The President’s decision to move the American Embassy to Jerusalem is a not so ironic example of principle complementing his strategic calculations more than his critics recognize.In contrast to his predecessor, President Trump recognizes that a strong, powerful, decent democratic Israel is a strategic asset, not a moral liability. Assuming the President stands firm rather than folds on Iran, his fulfillment of his embassy pledge may go down as the positive inflection point of the Administration’s national security strategy—just the opposite of President Obama’s Syrian cave- in that lowered the barriers to predators everywhere.

Third, the Administration has inflicted a major defeat on ISIS, which has lost its large safe haven and the preponderance its capabilities.

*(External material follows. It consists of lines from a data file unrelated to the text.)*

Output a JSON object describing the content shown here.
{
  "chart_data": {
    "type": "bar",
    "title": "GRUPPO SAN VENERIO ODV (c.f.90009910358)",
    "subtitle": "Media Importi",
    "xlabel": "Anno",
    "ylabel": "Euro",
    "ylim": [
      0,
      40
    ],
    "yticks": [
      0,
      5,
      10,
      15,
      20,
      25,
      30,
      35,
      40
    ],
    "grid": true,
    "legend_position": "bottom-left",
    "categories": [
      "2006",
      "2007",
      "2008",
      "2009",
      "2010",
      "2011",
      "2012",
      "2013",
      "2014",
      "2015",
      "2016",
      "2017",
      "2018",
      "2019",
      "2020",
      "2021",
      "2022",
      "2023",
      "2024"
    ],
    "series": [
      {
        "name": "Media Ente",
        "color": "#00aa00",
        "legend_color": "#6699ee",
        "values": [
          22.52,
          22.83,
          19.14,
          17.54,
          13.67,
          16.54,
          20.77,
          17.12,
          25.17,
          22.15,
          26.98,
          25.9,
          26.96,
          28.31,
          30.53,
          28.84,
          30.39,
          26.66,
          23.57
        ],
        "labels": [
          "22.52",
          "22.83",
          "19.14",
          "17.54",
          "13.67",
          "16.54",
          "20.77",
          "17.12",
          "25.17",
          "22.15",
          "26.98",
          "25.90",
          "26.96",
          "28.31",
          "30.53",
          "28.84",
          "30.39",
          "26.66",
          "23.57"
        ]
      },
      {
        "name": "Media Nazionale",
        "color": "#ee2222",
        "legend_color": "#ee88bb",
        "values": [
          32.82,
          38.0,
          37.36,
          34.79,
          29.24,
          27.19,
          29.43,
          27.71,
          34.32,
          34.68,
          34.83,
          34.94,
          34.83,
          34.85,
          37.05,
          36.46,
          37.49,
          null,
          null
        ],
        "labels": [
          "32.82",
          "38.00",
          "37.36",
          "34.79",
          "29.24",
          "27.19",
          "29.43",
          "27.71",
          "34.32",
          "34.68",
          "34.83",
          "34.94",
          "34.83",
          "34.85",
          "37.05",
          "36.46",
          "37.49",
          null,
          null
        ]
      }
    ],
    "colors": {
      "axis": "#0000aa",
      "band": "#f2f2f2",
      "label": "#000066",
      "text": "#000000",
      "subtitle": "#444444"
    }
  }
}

Even with President Trump’s strong start sensibly recalibrating American ends and means in the Middle East, perils and uncertainties remain. Iran’s brazen attacks on the Saudi oil fields calls into question the President’s calculation that his strategy of maximum pressure, bolstering American military presence in Saudi Arabia, and sanctions will suffice to deal with this increasingly desperate and bellicose regime. The resignation of John Bolton—the Administration’s most hawkish voice on Iran—does not bolster the credibility of American rhetorical resolve that Iran may deem a bluff. Nor do we know whether the Administration’s determination to withdraw from Syria will create a power vacuum allowing some form of ISIS to reemerge. The reckoning has also come on what to do about Turkey. An increasingly Islamist, authoritarian, anti-American Turkey no longer belongs in NATO or serves as a reliable partner in the Middle East. As a Former Deputy Secretary of Defense for President George W. Bush warns, Turkey’s taking delivery of Russian S-400 missile air defense systems on July 12, 2019 is “the latest of a long series of events through which Turkey has proven itself to be an adversary rather than an ally.”3

The upshot: On one hand, the Middle East will remain important but increasingly secondary to America’s larger strategic interests in Europe and the Indo-Pacific. The Trump Administration’s pursuit of more limited ends in the region well accords with the dictate’s strategic prudence. On the other hand, the mounting defiance of a revolutionary Iran reminds that the United States cannot disengage entirely from a region still vital to our vital allies.

 
2 Abe Greenwald, “The State of the Union is Pro-Jewish,” Commentary (February 6, 2019). 
3 Jed Babbin, “Throw Turkey out of NATO," Washington Times (July 17, 2019).